Но ода XVIII в. была (особенно к концу века) поэзией и регрессивной (монархической) государственности, своего рода ответом на французскую революцию. Здесь речь шла уже не о цивилизаторском подвиге, а о трагически-грозной мощи, окруженной величием трагической ночи (предромантизм Державина). Первостепенные поэты (Петров и, в особенности, Державин) создали систему возвеличения этой государственности. В борьбе с нею Пушкин берет слова ее поэтов, -- лучших слов не было и не могло быть: "Водопад" -- одно из исторически-значительнейших созданий русской поэзии (вспомним мнения Белинского и Гоголя!). Но поступает он с этими словами и образами так же, как поступит скоро в "Памятнике", где в формах так называемого "подражания Державину" происходит непрерывная борьба с Державиным, своего рода внутренняя

полемика. Только здесь, в "Медном Всаднике", полемика становится основой самого сюжета, благодаря чему сюжет превращается в драму: монархии противостоит Евгений, а Державину противостоит городская беллетристика. Тем самым Петр окончательно отодвинут в прошлое: его подвиг остается за ним, но превращается в великое событие прошлого; в современности же, в 30-е годы, он может действовать лишь как страшный гигантский призрак. "Медный Всадник" означает окончательный отказ Пушкина от надежд на возможность второго Петра в русской истории; это отрицающий эпилог всего петровского цикла. Но одновременно отодвигается в прошлое и классицизм русского XVIII в.; сплошь двусмысленное воспроизведение его тем и его эстетики являются на деле тоже воссозданием литературного призрака.

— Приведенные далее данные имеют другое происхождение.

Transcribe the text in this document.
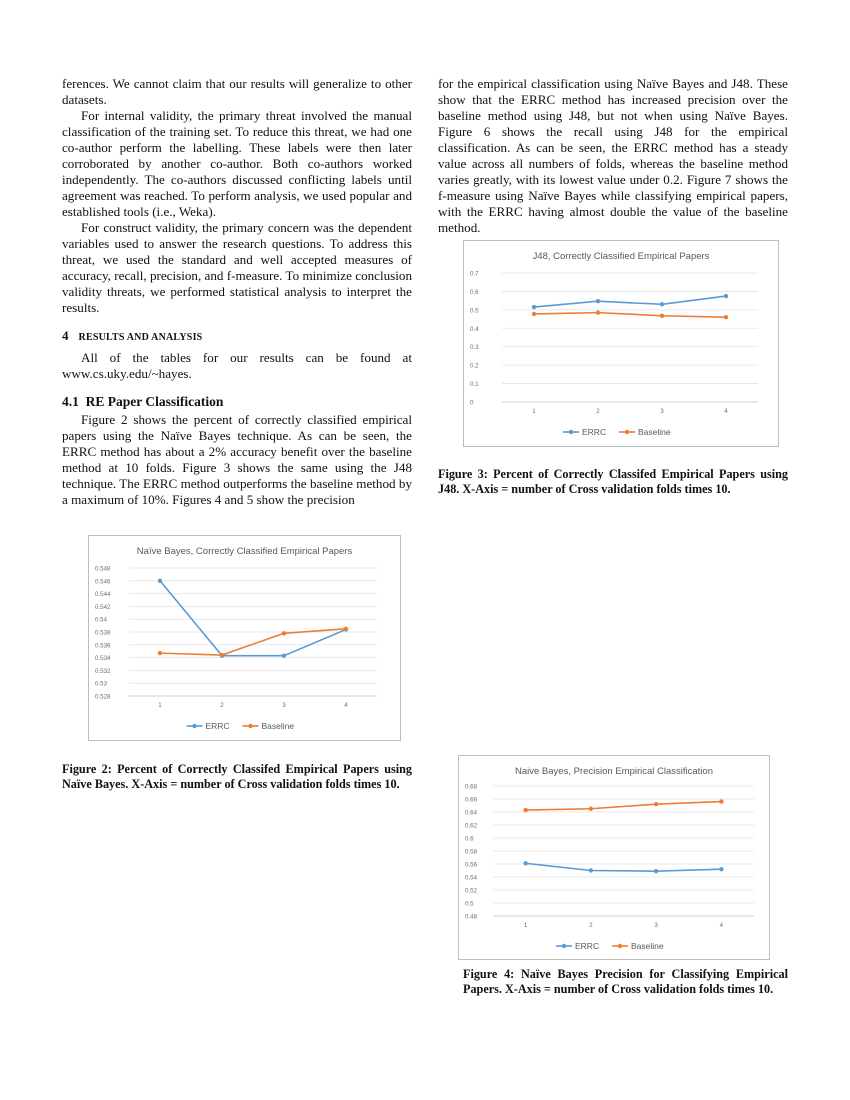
ferences. We cannot claim that our results will generalize to other datasets.

For internal validity, the primary threat involved the manual classification of the training set. To reduce this threat, we had one co-author perform the labelling. These labels were then later corroborated by another co-author. Both co-authors worked independently. The co-authors discussed conflicting labels until agreement was reached. To perform analysis, we used popular and established tools (i.e., Weka).

For construct validity, the primary concern was the dependent variables used to answer the research questions. To address this threat, we used the standard and well accepted measures of accuracy, recall, precision, and f-measure. To minimize conclusion validity threats, we performed statistical analysis to interpret the results.

4 RESULTS AND ANALYSIS

All of the tables for our results can be found at www.cs.uky.edu/~hayes.

4.1 RE Paper Classification

Figure 2 shows the percent of correctly classified empirical papers using the Naïve Bayes technique. As can be seen, the ERRC method has about a 2% accuracy benefit over the baseline method at 10 folds. Figure 3 shows the same using the J48 technique. The ERRC method outperforms the baseline method by a maximum of 10%. Figures 4 and 5 show the precision

for the empirical classification using Naïve Bayes and J48. These show that the ERRC method has increased precision over the baseline method using J48, but not when using Naïve Bayes. Figure 6 shows the recall using J48 for the empirical classification. As can be seen, the ERRC method has a steady value across all numbers of folds, whereas the baseline method varies greatly, with its lowest value under 0.2. Figure 7 shows the f-measure using Naïve Bayes while classifying empirical papers, with the ERRC having almost double the value of the baseline method.

J48, Correctly Classified Empirical Papers
0
0.1
0.2
0.3
0.4
0.5
0.6
0.7
1	2	3	4
ERRC	Baseline
Figure 3: Percent of Correctly Classifed Empirical Papers using J48. X-Axis = number of Cross validation folds times 10.
Naïve Bayes, Correctly Classified Empirical Papers
0.528
0.53
0.532
0.534
0.536
0.538
0.54
0.542
0.544
0.546
0.548
1	2	3	4
ERRC	Baseline
Figure 2: Percent of Correctly Classifed Empirical Papers using Naïve Bayes. X-Axis = number of Cross validation folds times 10.
Naive Bayes, Precision Empirical Classification
0.48
0.5
0.52
0.54
0.56
0.58
0.6
0.62
0.64
0.66
0.68
1	2	3	4
ERRC	Baseline
Figure 4: Naïve Bayes Precision for Classifying Empirical Papers. X-Axis = number of Cross validation folds times 10.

Правильность избранного Пушкиным пути подтверждена неопровержимым фактом, аргументом непререкаемым: дальнейшей историей русской литературы. Евгений стал на долгие годы одним из ее главных героев, а гуманизм пушкинской повести развернулся в одну из тех особенностей русской литературы, которые превратили ее в литературу мирового значения.